I was planning on waiting for the official announcement by ApoPharma, but the Cooley's Anemia Foundation has announced it on their site. I learned this past weekend that Ferriprox (deferiprone, L1) is being submitted for approval to the FDA in the US. After so many delays and while most of the rest of the world has approved L1 and after over 20 years of use in India as Kelfer, we finally see a light at the end of the tunnel.

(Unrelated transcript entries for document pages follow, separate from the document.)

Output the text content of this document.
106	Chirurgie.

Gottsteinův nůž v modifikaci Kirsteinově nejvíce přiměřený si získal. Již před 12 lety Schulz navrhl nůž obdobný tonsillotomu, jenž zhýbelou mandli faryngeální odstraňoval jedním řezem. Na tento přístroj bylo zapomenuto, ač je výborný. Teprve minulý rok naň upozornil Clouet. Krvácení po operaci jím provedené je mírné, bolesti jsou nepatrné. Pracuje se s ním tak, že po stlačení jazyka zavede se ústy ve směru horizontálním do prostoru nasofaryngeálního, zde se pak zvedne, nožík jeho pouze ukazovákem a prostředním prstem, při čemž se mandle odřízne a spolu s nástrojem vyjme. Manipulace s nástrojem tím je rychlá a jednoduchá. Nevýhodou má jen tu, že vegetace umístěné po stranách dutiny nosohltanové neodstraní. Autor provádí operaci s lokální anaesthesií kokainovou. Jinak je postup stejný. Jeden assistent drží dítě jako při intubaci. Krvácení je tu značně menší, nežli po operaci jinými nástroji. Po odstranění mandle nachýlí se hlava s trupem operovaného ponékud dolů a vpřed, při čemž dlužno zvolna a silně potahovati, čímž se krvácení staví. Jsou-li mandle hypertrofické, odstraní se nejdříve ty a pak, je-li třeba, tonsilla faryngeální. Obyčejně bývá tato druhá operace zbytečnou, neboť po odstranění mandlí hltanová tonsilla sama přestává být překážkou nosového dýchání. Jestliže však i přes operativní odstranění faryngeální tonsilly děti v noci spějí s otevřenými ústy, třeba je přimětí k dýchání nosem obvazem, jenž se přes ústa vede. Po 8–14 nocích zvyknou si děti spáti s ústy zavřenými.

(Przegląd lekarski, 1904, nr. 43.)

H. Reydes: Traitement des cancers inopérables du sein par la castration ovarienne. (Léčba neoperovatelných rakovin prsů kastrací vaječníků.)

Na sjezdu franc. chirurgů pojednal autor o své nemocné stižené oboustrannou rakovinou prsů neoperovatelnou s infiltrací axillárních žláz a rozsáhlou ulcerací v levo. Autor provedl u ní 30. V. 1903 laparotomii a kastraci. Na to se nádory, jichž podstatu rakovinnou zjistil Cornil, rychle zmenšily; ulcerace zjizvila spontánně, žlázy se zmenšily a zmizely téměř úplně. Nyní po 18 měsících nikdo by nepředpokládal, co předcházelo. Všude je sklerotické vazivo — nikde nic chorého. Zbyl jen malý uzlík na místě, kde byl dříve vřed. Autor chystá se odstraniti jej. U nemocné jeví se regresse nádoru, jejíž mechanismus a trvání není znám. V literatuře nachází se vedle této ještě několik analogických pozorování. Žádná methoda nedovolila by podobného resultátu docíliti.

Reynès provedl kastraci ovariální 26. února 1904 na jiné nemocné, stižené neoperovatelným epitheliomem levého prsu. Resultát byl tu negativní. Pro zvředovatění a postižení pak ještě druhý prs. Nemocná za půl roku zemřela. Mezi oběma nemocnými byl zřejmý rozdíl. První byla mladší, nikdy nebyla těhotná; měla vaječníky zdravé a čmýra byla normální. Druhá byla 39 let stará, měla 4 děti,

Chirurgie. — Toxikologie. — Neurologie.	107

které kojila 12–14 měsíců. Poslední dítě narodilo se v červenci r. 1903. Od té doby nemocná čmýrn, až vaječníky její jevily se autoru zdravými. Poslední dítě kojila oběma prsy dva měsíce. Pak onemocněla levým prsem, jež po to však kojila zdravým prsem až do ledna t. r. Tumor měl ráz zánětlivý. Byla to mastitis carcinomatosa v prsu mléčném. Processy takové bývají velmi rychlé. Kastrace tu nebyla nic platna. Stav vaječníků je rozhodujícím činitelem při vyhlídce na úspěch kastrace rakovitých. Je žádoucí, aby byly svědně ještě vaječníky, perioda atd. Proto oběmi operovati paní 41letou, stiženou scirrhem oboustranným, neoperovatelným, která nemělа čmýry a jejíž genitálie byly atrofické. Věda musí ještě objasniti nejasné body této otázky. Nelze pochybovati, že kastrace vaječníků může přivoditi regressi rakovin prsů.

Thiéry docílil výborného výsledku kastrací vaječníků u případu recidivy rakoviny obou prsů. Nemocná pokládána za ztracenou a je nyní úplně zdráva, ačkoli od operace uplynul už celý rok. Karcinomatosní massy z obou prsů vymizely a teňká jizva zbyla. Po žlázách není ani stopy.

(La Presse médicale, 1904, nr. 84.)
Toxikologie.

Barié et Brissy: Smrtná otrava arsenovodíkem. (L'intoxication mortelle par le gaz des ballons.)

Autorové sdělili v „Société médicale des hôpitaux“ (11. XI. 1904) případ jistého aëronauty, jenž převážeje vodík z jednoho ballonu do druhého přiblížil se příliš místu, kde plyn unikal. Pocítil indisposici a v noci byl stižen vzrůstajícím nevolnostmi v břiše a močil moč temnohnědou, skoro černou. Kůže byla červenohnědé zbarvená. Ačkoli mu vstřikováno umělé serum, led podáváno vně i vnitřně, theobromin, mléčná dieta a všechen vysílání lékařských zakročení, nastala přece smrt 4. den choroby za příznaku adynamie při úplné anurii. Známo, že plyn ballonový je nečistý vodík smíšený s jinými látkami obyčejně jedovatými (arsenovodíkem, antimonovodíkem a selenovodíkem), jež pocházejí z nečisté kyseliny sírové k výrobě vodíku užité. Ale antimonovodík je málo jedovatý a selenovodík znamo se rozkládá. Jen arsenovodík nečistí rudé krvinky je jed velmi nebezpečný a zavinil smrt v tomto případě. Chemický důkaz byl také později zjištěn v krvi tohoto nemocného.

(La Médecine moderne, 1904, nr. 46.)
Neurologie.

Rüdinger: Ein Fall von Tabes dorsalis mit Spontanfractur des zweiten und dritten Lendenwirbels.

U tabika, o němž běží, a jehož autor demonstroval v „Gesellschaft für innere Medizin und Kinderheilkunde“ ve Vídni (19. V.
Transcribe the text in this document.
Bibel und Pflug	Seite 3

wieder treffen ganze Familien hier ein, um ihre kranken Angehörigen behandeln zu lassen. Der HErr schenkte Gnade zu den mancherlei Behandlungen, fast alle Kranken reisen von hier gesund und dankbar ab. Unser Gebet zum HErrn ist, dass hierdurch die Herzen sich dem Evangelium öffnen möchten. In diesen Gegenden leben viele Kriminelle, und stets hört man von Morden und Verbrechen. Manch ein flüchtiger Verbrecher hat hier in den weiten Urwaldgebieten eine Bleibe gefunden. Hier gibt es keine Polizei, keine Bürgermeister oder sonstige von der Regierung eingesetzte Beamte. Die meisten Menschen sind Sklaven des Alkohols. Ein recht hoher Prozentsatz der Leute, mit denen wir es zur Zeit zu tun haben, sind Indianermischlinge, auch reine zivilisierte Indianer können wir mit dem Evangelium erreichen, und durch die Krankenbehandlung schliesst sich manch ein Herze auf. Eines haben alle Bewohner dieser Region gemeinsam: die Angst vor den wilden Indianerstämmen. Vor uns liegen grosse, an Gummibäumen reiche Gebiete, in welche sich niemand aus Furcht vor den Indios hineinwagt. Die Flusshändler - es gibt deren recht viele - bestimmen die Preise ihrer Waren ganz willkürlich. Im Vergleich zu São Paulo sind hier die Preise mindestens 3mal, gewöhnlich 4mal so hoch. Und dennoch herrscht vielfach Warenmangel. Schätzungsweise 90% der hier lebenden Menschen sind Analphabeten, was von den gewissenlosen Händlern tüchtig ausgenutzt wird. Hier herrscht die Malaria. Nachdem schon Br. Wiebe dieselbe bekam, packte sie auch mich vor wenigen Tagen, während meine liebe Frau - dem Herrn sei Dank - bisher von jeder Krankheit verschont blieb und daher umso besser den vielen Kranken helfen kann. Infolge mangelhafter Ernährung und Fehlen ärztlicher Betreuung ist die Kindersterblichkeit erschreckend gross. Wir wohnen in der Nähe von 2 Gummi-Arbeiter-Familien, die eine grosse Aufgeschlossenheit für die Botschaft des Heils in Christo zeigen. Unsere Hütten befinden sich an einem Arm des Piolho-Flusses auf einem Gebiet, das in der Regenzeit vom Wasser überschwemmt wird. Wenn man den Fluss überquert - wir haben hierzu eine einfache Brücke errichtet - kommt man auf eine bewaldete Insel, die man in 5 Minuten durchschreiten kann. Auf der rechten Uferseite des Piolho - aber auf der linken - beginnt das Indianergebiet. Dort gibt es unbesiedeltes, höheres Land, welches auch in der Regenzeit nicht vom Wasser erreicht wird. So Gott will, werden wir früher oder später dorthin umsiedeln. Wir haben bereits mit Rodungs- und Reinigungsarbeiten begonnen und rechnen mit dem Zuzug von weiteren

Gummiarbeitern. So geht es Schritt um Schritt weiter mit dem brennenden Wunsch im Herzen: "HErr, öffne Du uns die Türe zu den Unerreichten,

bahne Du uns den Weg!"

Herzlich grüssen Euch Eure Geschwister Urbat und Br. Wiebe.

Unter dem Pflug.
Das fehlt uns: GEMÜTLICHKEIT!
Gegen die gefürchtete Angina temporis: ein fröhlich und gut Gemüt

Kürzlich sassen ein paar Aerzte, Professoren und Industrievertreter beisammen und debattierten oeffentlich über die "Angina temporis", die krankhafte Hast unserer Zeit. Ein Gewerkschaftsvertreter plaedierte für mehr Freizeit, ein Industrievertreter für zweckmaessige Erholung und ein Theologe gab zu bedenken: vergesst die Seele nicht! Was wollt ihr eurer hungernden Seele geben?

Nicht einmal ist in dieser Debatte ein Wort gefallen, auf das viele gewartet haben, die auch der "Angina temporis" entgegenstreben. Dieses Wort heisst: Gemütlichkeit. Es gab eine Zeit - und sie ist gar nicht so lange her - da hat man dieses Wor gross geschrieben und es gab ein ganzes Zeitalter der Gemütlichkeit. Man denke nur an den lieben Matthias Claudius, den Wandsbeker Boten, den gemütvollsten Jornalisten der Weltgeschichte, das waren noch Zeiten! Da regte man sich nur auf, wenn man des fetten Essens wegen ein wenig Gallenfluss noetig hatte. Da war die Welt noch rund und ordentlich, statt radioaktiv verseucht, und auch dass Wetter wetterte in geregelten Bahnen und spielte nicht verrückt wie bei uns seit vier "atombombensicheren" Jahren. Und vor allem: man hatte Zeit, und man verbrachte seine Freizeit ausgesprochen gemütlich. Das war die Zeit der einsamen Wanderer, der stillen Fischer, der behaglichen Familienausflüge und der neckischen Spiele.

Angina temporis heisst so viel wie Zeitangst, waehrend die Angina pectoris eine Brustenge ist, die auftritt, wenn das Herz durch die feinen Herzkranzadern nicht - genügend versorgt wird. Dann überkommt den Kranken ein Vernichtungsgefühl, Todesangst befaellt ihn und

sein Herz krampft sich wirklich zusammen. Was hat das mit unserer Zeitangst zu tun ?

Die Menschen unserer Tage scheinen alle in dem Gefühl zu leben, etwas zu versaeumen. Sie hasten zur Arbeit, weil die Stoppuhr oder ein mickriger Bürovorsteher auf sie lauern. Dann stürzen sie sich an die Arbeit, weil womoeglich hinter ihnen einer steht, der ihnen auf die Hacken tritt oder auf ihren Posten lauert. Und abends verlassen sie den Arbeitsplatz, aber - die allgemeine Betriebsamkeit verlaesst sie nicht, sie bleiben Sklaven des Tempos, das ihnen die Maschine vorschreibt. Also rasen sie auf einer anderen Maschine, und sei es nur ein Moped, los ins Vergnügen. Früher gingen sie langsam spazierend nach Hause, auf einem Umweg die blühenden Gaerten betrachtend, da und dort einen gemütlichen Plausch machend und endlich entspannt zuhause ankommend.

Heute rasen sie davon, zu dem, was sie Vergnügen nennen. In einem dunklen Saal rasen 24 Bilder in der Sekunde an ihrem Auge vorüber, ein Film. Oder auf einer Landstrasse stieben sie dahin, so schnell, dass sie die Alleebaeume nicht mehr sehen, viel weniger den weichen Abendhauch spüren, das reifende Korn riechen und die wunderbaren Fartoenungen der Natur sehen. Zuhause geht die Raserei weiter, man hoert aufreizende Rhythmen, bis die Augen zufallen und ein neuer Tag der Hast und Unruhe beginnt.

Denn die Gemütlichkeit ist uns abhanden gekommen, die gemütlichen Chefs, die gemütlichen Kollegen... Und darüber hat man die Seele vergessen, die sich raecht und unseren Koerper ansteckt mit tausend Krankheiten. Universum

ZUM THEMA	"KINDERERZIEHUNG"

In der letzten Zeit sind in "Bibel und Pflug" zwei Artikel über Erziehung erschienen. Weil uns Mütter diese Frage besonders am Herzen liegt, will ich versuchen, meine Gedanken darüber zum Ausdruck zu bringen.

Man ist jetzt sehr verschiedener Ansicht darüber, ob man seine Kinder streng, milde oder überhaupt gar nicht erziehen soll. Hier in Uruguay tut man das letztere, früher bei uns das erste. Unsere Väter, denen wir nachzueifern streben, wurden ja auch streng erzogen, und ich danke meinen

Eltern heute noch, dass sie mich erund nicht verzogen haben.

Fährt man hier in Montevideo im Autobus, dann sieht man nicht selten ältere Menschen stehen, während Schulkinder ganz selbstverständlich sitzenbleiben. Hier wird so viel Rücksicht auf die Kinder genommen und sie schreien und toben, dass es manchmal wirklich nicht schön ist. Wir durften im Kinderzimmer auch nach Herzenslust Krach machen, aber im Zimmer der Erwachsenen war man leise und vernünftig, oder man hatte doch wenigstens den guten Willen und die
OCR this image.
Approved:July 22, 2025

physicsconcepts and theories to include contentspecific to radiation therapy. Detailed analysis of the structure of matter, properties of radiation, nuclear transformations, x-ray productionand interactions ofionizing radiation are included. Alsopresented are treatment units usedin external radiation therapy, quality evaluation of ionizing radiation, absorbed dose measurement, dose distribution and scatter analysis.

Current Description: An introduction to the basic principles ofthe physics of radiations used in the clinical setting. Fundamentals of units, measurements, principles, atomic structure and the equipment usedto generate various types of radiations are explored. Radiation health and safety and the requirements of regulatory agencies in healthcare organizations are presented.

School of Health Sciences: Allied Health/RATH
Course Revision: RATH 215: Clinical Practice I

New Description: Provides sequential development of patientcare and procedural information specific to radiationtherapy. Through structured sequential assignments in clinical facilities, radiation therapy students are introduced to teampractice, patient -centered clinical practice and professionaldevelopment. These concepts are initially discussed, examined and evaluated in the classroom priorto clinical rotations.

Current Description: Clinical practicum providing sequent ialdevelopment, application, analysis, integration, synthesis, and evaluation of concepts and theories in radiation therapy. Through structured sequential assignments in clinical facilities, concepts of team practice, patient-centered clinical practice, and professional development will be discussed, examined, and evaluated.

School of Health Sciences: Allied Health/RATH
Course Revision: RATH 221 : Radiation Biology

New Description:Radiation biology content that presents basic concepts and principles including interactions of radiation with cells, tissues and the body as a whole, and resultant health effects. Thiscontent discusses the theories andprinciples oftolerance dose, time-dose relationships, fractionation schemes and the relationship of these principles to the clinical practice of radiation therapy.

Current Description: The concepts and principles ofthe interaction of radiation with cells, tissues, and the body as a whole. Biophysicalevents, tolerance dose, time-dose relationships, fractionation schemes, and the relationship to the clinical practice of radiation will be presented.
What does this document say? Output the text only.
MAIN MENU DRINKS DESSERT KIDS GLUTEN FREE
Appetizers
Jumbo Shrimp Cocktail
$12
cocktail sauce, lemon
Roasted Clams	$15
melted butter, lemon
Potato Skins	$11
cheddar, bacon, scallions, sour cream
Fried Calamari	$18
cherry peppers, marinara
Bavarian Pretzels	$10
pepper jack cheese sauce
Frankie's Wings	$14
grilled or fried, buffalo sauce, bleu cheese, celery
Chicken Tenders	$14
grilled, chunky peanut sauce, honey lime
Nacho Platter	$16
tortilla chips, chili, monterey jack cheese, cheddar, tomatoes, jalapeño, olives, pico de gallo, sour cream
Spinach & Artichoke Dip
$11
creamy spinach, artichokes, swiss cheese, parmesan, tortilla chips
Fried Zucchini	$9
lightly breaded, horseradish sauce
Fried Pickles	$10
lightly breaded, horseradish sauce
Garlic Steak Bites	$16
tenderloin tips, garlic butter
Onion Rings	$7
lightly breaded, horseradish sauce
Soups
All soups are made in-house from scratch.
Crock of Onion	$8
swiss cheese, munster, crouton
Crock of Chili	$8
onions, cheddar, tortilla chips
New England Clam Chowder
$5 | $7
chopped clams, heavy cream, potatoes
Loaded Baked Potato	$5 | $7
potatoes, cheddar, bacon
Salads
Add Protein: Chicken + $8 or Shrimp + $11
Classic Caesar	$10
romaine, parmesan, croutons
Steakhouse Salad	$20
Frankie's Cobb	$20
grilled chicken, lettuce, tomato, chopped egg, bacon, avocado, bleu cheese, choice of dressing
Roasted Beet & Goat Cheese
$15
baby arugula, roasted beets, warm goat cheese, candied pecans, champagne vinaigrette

This site was one of the very first sites online to campaign for the approval of L1 in the US. This dates back to my early involvement at the MSN site and perhaps only Ashish had pre-dated this site in its support for providing the iron chelator L1 in the US. Lisa was on a trial in Philadelphia during the 90's but the bad science that was accepted as fact in the Toronto trials put an end to trials in North America. Lisa flat out told me that she believed the one thing that could save her life was taken away. After all these years, the one chelator that has been proven to be the superior chelator of cardiac iron is finally going to get a chance for FDA approval. This is very timely, as more and more reports are coming in from older patients who have found they cannot use Exjade. Exjade has been promoted as the chelation solution that everyone was waiting for, but I will not be surprised if eventually it loses its prominence in the market as safer and more effective chelators are developed. Frankly, if you have a history of kidney or liver illness, you should be very careful about choosing Exjade and be monitored very closely if you are using it.
Ferrirpox will bring a choice to the patients in the US that is needed, and hopefully we will also see the approval of the Ferriprox oral solution. The oral solution is the ultimate in ease of administration of a chelator and the occurrence of nausea has dropped to 1% with the oral, compared to 16% with the Ferriprox tabs. Only with a variety of chelators can all patients have a chance to survive, and what doctors believe is that you should not plan on spending your entire life on one chelator because they all have long term effects that can be avoided if patients have access to a full choice of chelators. As a long supporter of L1, I am personally very happy about this development and I know my efforts have played a small part in this day's arrival. I wish it had arrived years ago, so many patients could have had a chance to live. Time to move forward.